MMS Announces Lease Sales in the Gulf of Mexico:  The Minerals Management Service (MMS) announced on Friday, November 5, two proposed offshore Federal Gulf of Mexico (GOM) lease sales, which will be held on March 16 in New Orleans.  The two lease areas are located in the Central Gulf of Mexico and the Eastern Gulf of Mexico.  Lease sale 194 in the Central Gulf encompasses 4,043 unleased blocks covering approximately 21.3 million acres on the Outer Continental Shelf (OCS) off the coasts of Louisiana, Mississippi, and Alabama.  The blocks are located from 3 to about 210 miles offshore in water depths of 4 to more than 3,400 meters (approximately 13 to 11,154 feet).  According to MMS, the proposed lease sale could result in the production of up to 654 million barrels of oil and up to 3.30 trillion cubic feet of natural gas.  The other lease sale, sale 197, is for tracts in the Eastern GOM OCS Planning Area and encompasses 124 leased blocks offshore Florida and Alabama and covers about 714 thousand acres located 100 to 196 miles offshore in water depths of 1,600 to more than 3,425 meters (approximately 5,249 to 11,236 feet).  Estimates of undiscovered economically recoverable hydrocarbons in the proposed 197 sale area range up to 0.34 trillion cubic feet of natural gas and 85 million barrels of oil.

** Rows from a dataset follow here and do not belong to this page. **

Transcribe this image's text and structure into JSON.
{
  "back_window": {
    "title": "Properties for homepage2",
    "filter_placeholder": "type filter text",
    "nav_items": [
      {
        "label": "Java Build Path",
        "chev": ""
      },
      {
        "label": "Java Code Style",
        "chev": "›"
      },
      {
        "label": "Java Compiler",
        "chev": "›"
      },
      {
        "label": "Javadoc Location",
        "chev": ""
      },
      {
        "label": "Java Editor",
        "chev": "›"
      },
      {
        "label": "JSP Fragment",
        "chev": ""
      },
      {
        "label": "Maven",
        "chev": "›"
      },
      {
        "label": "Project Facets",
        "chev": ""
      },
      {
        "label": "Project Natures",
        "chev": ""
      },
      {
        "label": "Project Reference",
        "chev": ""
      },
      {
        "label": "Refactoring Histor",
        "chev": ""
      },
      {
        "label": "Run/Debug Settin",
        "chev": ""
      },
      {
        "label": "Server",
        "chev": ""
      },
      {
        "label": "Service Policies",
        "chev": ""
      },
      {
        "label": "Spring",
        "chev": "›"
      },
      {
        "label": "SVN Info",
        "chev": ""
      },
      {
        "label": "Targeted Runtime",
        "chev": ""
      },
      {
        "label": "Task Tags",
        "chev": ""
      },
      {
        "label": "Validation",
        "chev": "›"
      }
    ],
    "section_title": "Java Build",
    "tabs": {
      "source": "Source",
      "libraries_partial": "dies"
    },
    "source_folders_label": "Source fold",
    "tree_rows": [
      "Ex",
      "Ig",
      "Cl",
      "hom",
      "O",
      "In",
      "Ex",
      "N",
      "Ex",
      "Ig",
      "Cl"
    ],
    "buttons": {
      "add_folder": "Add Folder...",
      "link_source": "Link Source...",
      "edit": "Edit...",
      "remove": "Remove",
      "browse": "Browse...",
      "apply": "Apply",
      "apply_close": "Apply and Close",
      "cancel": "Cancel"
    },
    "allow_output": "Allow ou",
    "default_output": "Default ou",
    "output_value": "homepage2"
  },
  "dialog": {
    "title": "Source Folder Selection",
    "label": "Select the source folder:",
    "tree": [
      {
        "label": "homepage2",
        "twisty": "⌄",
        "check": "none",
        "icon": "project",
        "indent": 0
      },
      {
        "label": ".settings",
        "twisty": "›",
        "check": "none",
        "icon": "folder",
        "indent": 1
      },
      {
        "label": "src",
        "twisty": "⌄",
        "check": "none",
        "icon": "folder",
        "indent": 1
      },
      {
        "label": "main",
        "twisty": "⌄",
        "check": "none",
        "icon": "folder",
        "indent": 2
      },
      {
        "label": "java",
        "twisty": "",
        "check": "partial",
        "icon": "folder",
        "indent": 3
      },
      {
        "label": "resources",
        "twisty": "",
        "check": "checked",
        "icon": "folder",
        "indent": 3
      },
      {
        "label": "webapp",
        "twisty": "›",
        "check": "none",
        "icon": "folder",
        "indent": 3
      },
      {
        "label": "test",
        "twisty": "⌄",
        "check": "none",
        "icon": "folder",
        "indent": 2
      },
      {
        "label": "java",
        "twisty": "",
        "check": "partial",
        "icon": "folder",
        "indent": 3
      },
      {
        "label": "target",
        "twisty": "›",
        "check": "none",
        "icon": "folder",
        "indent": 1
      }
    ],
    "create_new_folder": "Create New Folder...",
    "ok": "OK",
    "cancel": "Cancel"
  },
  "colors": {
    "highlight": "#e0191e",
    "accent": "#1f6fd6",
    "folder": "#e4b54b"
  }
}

For leases in both the 194 and 197 sale areas, deep-water royalty suspension price thresholds would be set at $6.50 per MMBtu and $39 per barrel (expressed in 2004 dollars). A minimum bonus bid amount has been set at $37.50 per acre.  MMS will continue royalty suspension of 12 million barrels of oil equivalent for the Eastern Gulf sale (197). The Central Gulf (194) notice of sale includes royalty suspension of differing amounts for all water depths. 



Since Tuesday, November 2, natural gas spot prices at most market locations in the Lower 48 States have dropped $0.84 to $1.60 per MMBtu. Prices at the NYMEX also declined as the December contract decreased nearly $1.10 per MMBtu to $7.471 per MMBtu. Natural gas in storage increased to 3,327 Bcf as of Friday, November 5, which is about 8.7 percent above the 5-year average.